In later life Hap enjoyed and refined his talent as a duplicate bridge player, teaming with several of the better players in the Noank area. Hap and his partner were the university bridge champions in 1946 in his first duplicate bridge competition. He continued to compete in later life, winning regional bridge tournaments, he said because of his good luck in having great partners. His love of card games extended to his version of “hearts” where within the family game he was always the player to watch out for.
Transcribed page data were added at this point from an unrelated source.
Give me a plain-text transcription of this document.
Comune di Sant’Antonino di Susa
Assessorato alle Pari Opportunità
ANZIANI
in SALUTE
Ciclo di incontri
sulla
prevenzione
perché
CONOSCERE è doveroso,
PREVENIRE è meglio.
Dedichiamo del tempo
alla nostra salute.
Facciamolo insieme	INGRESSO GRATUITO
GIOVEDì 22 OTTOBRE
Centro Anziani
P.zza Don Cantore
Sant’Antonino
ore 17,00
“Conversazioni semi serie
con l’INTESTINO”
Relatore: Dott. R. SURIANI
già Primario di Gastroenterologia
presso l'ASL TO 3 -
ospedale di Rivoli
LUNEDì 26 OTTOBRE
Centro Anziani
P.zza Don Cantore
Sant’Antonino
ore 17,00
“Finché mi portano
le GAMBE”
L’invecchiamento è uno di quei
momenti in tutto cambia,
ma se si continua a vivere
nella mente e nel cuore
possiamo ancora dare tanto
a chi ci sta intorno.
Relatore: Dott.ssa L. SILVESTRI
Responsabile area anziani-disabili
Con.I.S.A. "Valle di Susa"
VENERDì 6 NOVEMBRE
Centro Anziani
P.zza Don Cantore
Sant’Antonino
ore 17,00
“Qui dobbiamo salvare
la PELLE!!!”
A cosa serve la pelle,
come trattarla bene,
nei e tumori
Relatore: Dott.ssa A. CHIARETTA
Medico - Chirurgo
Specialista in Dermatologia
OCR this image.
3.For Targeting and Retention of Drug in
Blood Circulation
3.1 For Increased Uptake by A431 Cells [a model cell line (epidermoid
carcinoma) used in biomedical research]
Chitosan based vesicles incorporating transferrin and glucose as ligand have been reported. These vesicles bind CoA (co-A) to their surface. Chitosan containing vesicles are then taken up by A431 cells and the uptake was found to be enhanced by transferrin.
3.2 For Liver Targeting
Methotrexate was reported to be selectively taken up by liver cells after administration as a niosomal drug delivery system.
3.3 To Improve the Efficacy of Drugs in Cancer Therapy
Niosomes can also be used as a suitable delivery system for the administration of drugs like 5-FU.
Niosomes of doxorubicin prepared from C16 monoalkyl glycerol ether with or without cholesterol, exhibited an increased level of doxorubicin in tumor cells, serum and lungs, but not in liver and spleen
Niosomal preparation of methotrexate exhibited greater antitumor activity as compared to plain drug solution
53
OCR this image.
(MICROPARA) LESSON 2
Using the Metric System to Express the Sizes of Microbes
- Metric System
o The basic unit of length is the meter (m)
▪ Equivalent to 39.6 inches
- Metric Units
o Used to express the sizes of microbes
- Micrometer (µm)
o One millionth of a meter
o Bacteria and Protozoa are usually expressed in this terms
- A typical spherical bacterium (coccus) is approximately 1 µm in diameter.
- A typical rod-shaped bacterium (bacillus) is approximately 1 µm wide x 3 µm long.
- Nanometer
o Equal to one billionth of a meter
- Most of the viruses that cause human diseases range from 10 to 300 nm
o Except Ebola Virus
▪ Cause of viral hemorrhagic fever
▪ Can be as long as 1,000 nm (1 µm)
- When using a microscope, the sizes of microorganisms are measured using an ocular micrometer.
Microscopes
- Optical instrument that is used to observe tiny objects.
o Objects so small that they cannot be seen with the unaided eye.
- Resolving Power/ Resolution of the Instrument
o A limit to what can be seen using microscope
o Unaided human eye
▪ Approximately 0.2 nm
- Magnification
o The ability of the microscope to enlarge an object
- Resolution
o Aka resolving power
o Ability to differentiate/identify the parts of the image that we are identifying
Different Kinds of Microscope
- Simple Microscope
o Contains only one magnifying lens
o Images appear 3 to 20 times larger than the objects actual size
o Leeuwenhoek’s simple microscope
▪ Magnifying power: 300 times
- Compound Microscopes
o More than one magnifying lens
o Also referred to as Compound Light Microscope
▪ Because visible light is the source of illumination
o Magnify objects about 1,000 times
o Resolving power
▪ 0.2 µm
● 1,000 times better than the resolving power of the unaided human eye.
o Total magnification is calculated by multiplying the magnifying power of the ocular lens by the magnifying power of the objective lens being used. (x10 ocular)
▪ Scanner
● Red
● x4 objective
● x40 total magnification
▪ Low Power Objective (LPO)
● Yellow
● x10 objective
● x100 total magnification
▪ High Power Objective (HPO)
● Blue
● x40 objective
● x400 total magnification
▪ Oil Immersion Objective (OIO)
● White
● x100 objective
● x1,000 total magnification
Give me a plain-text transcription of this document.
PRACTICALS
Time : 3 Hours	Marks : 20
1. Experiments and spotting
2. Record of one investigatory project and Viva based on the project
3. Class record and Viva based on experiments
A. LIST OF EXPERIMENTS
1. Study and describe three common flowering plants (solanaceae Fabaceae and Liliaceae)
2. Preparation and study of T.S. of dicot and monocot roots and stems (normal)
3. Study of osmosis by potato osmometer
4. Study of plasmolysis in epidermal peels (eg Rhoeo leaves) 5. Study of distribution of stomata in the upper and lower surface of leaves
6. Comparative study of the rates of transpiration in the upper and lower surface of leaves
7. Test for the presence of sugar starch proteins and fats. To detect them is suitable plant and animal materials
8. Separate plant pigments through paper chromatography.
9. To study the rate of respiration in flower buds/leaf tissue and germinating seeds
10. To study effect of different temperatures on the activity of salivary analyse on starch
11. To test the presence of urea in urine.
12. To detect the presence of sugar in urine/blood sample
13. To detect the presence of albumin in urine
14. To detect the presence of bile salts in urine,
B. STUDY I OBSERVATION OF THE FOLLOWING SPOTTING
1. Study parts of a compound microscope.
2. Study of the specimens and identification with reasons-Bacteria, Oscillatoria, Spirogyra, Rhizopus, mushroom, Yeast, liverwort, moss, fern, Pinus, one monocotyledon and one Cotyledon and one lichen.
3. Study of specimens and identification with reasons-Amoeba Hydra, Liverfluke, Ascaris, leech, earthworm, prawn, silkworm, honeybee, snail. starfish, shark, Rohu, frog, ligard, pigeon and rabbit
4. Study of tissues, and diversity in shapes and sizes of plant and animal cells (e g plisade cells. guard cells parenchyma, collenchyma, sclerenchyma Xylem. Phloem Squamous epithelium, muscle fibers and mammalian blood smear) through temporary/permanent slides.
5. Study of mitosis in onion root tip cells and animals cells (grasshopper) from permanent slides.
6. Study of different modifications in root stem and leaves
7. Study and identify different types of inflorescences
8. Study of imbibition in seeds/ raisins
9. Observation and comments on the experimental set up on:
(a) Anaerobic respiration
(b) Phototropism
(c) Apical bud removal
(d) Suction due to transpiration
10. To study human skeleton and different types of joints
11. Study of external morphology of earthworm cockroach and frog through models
He was also a member of the Ram Island Yacht Club in Noank, and the Stonington Country Club, where he made many friends.

Hap is survived by his beloved wife, Nancy, and his five children/their spouses Nina (Paul Stimson), Henry Neal (Susan Sharp), Mark (Becky), Jeffrey (Stevie) and Jay, and his grandchildren, Walker “Peter,” Jane MD, Elizabeth (Jeff Haislet), Nancy, Danika (Nate Kerr, fiancé), Malcolm “Mac” and Max Sharp. He valued above almost all, education and the success of his children. He was immensely proud of his family and their accomplishments, and remarked on the fact that their careers covered the field: artist, attorney and executive, hardwood engineer and executive, rock musician and touring star, sr. human resources executive, and his already successful grandchildren-all of whom are great skiers.

A Mass for Hap will be celebrated at St Mary Mother of the Redeemer Church, 69 Groton Long Point Road, Groton, Connecticut 06340 on Tuesday, June 9, at 11:00 am. A reception will follow at the church. The family wishes to thank the staff, nurses, and doctors at Yale New Haven Hospital for their care and compassion for Hap and his family. Hap’s charities included St. Joseph’s Indian School, Chamberlain, SD 57326; Mystic and Noank Libraries, 40 Library Street, Mystic Ct.; and St Edmund’s Enders Island at Mystic retreat, PO Box 399, Mystic, Ct. 06355.